Gong’s Competitive Edge in a Crowded Market
As Gong surpasses $300 million in annual recurring revenue, it faces competition from enterprise software giants like Salesforce and Microsoft, which are embedding AI into their platforms. However, Bendov highlights Gong’s decade-long AI development as a significant competitive advantage.
Gong’s AI architecture includes a “revenue graph” aggregating customer data across multiple channels, an intelligence layer combining large and proprietary small language models, and workflow applications tailored for sales. This complex system, requiring years of development, creates a substantial barrier for new entrants.
Rather than competitors, Bendov views Salesforce and Microsoft as partners, especially with increasing interoperability through initiatives like the Model Context Protocol (MCP), enabling customers to mix AI agents from multiple vendors.

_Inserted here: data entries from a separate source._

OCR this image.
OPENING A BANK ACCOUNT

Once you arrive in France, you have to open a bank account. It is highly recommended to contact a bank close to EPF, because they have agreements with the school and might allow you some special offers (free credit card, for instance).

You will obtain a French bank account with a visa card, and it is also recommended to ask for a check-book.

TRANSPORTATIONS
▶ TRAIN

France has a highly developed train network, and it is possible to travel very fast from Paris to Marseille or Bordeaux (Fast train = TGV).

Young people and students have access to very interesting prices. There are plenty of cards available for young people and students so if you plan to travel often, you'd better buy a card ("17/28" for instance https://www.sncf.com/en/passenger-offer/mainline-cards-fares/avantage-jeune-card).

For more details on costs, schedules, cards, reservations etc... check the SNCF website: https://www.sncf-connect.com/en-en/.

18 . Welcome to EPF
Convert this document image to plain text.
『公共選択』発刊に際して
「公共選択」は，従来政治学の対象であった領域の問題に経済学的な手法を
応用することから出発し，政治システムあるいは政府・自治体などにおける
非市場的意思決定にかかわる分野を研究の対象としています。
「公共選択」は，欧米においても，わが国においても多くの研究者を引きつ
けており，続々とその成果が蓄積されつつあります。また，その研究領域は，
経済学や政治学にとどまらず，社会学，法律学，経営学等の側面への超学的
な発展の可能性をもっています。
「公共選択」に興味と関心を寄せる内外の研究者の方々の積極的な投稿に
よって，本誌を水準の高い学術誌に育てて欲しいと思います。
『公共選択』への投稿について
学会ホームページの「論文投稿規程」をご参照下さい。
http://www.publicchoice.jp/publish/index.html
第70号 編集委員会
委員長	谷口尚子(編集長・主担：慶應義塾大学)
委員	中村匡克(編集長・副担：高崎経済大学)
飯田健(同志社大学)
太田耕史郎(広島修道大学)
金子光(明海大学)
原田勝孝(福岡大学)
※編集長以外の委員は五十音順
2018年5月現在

Expanding the Sales Profession Through AI
The broader implications of the study suggest AI could expand rather than contract the sales profession. Using the analogy of digital photography, Bendov notes that while camera makers suffered, the overall volume of photos taken soared due to smartphone accessibility. Similarly, AI could simplify selling, potentially multiplying job opportunities and enabling participation from diverse abilities and locations.
Reflecting on Gong’s origins, Bendov recalls the initial skepticism toward AI in sales when the company was founded in 2015. Today, AI has become indispensable, with seven out of ten revenue leaders trusting it to help run their businesses.